For instance, accurately comparing phone plans often requires a large spreadsheet and unrealistic amounts of patience, and you end up ignoring factors like the details of the applications different phones allow. On the other hand with experiences you usually know an easy to calculate price for each, a lot of detail about the one you had, and few of the details of the one you didn’t have. So you can pretty much ignore the details, unless you have some reason to think the experience you had was above or below expectations (if being at the restaurant at that time caused your colleague to get shot, probably the other restaurant would have been better), and go by price.

This explanation predicts that if objects are closely associated with people we would treat them like we do experiences. Gifts are an obvious example, and we are unusually reluctant to compare or trade them, and tend to be especially fond of them.

Another example of objects linked to people is toys that children think of as people. I don’t have more than anecdotal evidence on this, but when I was young I hated plenty of toys that I didn’t own, until I was given one and immediately loved it, out of politeness.

This explanation also predicts that experiences we don’t share we might compare more readily, but I have no evidenec on that.

6 responses to “Experiences are friends

  1. Since I’m reading this blog and making a personal connection with its author, I should not evaluate the quality of this experience for fear of threatening my loyalty to its author. OK, but my blog commenters seem quite eager to evaluate its quality.

  2. Is it really not possible that there exists another option besides the two that you delineated? I would want to see an argument that these study results force such a dilemma, particularly since the first option seems to require us to adopt a position in which we assume, about an experience, both that (a) we cannot make a comparison between the experience and something else; and (b) we nevertheless simultaneously adopt a comparative conclusion about the experience (“better than average” — the average of what?).

    If you take (a) to entail that no comparison is made, (b) seems an unlikely candidate as an explanation for our satisfaction. Of course, you could ask of the experiencer, “do you think that this experience is better than other experiences you might have had?” But it should be obvious that by asking that question you artificially force a comparative framework that, by hypothesis, was not present.
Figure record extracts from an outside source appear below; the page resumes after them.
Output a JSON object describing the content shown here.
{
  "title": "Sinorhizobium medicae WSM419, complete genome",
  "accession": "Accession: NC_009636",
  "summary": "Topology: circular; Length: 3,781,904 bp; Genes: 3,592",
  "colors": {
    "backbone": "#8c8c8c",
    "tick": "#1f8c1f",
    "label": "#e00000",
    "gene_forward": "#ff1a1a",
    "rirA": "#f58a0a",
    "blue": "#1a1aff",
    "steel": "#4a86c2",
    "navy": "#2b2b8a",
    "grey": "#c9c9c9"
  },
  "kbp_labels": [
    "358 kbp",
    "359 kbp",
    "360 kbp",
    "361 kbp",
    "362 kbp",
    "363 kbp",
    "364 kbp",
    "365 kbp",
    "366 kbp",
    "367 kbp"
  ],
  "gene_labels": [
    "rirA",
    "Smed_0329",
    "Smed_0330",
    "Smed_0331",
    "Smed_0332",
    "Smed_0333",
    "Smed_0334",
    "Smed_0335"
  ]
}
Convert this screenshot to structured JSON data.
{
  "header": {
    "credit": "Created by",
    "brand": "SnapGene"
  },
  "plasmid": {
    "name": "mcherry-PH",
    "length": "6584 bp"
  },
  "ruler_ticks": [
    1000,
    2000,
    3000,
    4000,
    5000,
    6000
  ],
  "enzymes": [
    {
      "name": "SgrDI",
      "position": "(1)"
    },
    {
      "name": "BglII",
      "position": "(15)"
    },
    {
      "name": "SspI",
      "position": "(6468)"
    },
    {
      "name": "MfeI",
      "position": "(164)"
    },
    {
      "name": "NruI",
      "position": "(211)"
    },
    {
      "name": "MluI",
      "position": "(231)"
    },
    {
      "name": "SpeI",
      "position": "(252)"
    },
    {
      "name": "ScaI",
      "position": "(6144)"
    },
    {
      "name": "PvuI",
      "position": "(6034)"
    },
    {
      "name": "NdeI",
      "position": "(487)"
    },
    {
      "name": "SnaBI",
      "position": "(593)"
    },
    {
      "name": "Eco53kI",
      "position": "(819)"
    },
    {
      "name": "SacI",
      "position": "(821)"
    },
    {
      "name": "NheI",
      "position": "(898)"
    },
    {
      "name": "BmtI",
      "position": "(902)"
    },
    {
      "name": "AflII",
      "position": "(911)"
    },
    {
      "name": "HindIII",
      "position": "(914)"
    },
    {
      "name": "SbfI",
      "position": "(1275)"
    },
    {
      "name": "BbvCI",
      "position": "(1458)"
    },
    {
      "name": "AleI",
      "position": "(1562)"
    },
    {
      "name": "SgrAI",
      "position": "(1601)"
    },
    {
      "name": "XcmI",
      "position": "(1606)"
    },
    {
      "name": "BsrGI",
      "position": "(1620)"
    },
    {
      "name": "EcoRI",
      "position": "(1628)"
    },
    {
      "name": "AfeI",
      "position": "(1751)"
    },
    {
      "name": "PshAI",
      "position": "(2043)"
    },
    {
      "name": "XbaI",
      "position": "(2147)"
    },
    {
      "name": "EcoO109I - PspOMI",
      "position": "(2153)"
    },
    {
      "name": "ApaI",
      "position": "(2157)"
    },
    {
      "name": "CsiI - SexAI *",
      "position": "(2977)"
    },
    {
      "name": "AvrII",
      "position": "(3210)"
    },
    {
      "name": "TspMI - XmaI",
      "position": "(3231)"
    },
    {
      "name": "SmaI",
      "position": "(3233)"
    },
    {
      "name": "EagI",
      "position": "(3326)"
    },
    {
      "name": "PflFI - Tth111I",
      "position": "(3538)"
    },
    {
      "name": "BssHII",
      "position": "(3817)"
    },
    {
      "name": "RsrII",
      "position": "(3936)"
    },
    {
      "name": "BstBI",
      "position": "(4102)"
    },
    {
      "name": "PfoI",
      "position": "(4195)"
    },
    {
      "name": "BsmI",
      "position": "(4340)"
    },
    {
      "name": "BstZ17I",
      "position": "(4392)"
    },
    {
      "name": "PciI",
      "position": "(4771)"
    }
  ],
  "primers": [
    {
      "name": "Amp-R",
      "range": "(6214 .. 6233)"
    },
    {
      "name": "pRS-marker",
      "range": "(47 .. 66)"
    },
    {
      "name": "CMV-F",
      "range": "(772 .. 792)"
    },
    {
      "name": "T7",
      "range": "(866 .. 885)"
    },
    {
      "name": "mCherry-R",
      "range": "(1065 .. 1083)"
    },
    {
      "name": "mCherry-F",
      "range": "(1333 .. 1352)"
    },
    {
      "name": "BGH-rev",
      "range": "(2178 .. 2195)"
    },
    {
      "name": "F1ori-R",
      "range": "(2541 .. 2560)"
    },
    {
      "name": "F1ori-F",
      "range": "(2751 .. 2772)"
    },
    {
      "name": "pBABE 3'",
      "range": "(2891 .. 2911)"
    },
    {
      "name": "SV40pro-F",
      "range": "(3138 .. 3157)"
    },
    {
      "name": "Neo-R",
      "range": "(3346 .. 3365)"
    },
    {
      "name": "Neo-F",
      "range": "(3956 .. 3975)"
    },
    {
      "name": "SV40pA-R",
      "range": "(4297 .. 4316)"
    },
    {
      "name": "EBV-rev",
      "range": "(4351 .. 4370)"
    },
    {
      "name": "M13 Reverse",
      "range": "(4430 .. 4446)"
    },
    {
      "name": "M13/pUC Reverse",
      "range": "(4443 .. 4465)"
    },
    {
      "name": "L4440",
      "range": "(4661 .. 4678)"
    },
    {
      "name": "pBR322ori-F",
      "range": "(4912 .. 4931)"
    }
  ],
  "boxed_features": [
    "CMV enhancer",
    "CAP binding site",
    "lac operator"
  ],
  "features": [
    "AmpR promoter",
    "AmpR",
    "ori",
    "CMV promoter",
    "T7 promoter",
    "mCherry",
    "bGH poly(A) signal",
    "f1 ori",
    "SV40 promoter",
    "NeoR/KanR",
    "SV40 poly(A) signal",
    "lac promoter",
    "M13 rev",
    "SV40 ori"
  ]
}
    You might take (b) to simply state that we “behave as though” the experience was “better than average” (bracketing the concern that this would grossly beg the question), but absent a more complete explanation of what that would mean, it strikes me that such a strategy would not have any explanatory power over and above the statement that we are happy with the experience.

    I guess I just think that it might be possible to enjoy something intrinsically based on feelings of subjective well-being without having to assume a comparison, implicit or otherwise. Maybe I’m just misinterpreting what you meant, though.

  3. “You rarely hear ‘there are likely about half a billion wives I would like more than you out there, but you are the one I’m arbitrarily in love with’.”

    Except from Tim Minchin: http://www.youtube.com/watch?v=IeZMIgheZro

  4. I will post a full reply on my blog… hopefully over the next day or so, but I’m not sure I can agree with most of this.

    The basic premise of “love of one’s own” has really little to do with whether we’re able to evaluate experiences in different ways and the idea that “blind” loyalty is evolutionary is seemingly belied by the evidence.

    Human history is replete with examples of changing alliances, changing families, changing clans… even our high divorce rate today seems to demonstrate that most people are fully capable of believing the grass is greener when it comes to relationships just as easily as they are able to do so with respect to products.

    I also don’t see how either premise needs to be true or is true, but again I think I might be missing the point so I’ll try re-reading and following your links. I’ll post the full reply to my blog.